Experienced teachers key in California districts that ‘beat the odds’

Study identified 156 districts where students achieve at higher than expected levels.

Credit: Allison Shelley / The Verbatim Agency for American Education: Images of Teachers and Students in Action

Research released this week identified 156 California school districts with higher test scores in math and English language arts than expected for African-American and Hispanic students and found that teacher experience was the common factor that contributed to the higher results.

“The research finds that providing students with qualified, fully prepared teachers is a critical component for raising student achievement,” said Anne Podolsky, lead author on the report, “California’s Positive Outliers: Districts Beating the Odds, by the Palo-Alto based Learning Policy Institute. Other co-authors included Sean Reardon, professor at the Stanford University School of Education, and the institute’s CEO and president, Linda Darling-Hammond. Hammond is also the newly appointed president of the State Board of Education and an adviser to Gov. Gavin Newsom.

The study looked at 435 districts with at least 200 African-American or Hispanic students and 200 white students and compared the actual scores of the student groups with their predicted scores, based on a formula that includes districts’ median family income, poverty rate and parents’ education levels.

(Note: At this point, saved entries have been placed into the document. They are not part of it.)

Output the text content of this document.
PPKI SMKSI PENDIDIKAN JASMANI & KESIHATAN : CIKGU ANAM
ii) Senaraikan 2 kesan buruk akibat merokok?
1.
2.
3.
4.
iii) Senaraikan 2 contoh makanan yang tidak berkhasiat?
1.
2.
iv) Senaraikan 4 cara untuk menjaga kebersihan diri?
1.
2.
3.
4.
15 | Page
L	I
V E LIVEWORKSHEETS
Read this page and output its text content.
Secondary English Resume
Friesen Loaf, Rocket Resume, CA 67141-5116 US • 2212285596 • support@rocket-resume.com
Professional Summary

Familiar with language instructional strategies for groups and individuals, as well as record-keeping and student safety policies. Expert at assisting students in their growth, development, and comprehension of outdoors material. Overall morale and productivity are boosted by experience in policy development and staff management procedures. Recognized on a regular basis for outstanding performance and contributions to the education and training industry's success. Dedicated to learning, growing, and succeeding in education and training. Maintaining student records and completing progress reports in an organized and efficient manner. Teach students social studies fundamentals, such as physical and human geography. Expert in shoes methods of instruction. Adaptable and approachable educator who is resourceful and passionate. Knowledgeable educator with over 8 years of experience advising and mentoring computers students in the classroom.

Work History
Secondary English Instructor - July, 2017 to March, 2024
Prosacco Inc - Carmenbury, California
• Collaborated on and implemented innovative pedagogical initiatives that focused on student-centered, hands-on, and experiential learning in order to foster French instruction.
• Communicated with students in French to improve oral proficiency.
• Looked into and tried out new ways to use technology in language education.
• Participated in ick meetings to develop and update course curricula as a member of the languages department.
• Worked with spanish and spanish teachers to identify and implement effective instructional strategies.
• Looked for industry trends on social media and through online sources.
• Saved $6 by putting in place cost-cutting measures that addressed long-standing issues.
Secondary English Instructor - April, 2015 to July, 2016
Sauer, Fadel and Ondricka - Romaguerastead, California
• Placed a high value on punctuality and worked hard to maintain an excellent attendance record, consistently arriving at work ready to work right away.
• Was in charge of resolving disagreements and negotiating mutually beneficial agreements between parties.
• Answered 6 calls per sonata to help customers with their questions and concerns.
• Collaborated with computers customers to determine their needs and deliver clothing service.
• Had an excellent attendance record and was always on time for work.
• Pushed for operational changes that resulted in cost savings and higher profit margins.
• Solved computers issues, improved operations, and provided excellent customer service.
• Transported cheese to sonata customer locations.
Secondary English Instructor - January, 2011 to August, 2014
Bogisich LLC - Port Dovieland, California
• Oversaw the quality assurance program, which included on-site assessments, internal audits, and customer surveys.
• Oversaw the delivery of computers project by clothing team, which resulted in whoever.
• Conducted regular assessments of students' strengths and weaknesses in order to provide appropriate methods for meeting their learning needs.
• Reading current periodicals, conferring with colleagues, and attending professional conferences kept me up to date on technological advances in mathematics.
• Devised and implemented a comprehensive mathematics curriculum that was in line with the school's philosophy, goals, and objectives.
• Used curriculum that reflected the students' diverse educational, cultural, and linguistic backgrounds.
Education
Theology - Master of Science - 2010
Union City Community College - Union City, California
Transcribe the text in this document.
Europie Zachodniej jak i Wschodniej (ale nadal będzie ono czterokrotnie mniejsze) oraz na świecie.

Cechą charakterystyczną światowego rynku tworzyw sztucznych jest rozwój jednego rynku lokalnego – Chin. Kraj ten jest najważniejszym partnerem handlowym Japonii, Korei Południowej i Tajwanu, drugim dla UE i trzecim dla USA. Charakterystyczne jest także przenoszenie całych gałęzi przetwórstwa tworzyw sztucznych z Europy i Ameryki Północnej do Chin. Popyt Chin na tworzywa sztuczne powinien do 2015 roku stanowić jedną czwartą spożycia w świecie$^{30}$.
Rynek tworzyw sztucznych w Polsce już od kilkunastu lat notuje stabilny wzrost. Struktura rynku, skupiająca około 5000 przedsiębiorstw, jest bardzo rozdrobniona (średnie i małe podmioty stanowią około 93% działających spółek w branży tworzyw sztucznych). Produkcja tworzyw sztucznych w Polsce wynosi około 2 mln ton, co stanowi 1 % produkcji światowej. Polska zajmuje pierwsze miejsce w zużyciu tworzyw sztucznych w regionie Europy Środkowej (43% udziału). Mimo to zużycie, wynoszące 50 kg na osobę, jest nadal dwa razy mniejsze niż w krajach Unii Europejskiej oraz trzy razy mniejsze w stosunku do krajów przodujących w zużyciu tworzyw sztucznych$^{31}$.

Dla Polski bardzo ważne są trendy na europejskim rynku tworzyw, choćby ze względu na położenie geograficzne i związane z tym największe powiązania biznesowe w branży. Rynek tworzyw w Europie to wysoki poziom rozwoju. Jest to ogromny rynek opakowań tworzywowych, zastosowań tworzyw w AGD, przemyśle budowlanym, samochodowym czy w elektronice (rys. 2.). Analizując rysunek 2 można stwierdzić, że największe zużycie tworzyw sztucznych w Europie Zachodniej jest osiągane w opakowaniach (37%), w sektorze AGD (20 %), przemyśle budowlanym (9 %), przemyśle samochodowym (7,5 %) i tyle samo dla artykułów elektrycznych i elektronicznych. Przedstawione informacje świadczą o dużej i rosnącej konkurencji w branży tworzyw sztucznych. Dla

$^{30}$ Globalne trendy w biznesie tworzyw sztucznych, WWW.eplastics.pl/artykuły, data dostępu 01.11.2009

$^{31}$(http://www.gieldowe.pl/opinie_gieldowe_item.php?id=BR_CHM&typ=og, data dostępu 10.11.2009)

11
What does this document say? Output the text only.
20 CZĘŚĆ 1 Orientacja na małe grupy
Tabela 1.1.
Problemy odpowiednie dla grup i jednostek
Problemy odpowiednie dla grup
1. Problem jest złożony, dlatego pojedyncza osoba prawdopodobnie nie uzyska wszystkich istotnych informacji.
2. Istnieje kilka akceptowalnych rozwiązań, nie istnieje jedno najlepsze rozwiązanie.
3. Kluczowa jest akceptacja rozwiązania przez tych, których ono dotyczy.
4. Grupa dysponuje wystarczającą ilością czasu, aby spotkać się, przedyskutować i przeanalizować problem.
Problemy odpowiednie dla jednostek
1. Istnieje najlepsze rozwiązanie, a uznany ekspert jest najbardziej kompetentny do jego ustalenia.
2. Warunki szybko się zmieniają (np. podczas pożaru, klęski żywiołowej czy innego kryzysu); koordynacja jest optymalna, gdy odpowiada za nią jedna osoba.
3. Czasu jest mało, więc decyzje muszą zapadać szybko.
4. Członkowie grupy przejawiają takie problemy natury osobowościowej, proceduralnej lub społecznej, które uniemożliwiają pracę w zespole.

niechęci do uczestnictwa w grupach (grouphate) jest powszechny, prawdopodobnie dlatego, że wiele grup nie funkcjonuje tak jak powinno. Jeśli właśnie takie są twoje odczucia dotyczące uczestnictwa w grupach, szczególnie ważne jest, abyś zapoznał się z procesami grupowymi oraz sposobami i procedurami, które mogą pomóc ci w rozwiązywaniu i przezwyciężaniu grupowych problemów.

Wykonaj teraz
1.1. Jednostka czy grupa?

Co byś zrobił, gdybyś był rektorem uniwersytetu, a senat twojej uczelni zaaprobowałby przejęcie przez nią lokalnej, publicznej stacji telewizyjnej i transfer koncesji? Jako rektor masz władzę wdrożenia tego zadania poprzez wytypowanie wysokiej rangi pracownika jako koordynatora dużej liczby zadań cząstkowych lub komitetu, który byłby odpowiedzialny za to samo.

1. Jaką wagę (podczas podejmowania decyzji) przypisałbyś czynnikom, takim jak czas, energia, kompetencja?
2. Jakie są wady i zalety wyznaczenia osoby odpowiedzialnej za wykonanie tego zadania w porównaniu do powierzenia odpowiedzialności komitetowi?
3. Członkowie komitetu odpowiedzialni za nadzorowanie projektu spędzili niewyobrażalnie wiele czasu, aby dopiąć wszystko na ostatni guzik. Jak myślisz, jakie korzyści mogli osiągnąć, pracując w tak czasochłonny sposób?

In 48 districts, both African-American and White students achieved at higher than predicted levels on three years of Smarter Balanced tests, which are given to students in grades 3 to 8 and grade 11. In 167 districts, Hispanic and white students scored at higher than predicted levels.

For a list of districts “beating the odds,” check out the LPI report here

Many of the high achievers were smaller districts, including Alvord Unified in the city of Riverside, Etiwanda School District in San Bernardino County and Perris Elementary in Riverside County, for African-American and white students. Hispanic and white students performed higher than predicted in Newhall Elementary in Los Angeles County and Winton School District in Merced County. Among larger districts, Hispanics and white students performed higher than predicted in San Diego, Long Beach and Clovis unified districts. (You can find a list of all of the districts on pages 26 to 34 of the full report.)

In analyzing the data, researchers found that factors often linked to success — overall per-pupil expenditures and teacher-student ratios — after controlling for teacher qualifications, don’t contribute to higher achievement. Teacher salaries do, but not significantly.

What did matter was teacher qualifications, particularly the preparedness of teachers. “We find that the percent of teachers holding substandard credentials is significantly and negatively associated with student achievement,” the study found. For every 10 percent increase in the percentage of teachers with emergency and intern credentials, there was a statistically significant drop in average achievement for Hispanic and African-American students. It amounted to 0.10 standard deviations, which translates, the researchers said, to a loss of about a month of learning.

Previous studies by the institute found that African-American and Hispanic students are assigned a disproportionate share of inexperienced teachers. A continual churn of inexperienced teachers compounds districts’ challenges in training teachers in the state’s academic standards and in building the systems of support the state is counting on to narrow student achievement gaps, Darling-Hammond said in an interview.

The study comes a week after Newsom proposed a $90 million teacher loan forgiveness program in the 2019-20 budget. Darling-Hammond has long supported such a program as a way to ease the state’s teacher shortage. The program would reimburse up to $20,000 of education expenses for teachers in critically short subject areas of science, math and special education. Districts that have issued the most permits for underqualified teachers would be eligible for the new teachers. There would be enough money potentially for 4,500 new teachers ­— equal to about a third of the teachers issued emergency or intern credentials last year.

The district that ranked highest in achievement for African-American and white students is also the state’s largest elementary school district: Chula Vista, with 30,000 students, in San Diego County.

Gloria Ciriza, executive director for curriculum, instruction and assessment for the district, attributed the success to a comprehensive approach to language development applied consistently in all 49 schools. Teachers in seven cohorts do all of their training together, share ideas across the system and “grow as a group,” she said.

There is a resource teacher at every school to coach new teachers. “We build relationships to make teachers feel supported and motivated,” she said.

About 10 percent of Chula Vista’s staff were first- and second-year teachers last year, compared with 13 percent statewide. In Hawthorne School District, one of the highest-achieving districts for Hispanic and white students, only 8 percent of teachers were first- and second-year teachers, according to Ed-Data. Hawthorne is a K-8 district with 8,400 students in Los Angeles County.

Adela Jones, superintendent of Sanger Unified in Fresno County, said the latest report “validates that Sanger is putting resources where we need to, in building teacher capacity.” Sanger, with 11,000 students, was cited for the high achievement of its white and Hispanic students. Sanger’s “professional learning communities” — a system of teacher professional training and collaboration — have been studied for years. The district also has a partnership with Fresno State University to create teacher mentorships for 25 aspiring teachers who spend a year in the classroom working with and learning from an experienced teacher.

The Learning Policy Institute plans a follow-up study, to be released this summer, in which it will examine closely district policies and classroom practices contributing to some of the identified districts’ success.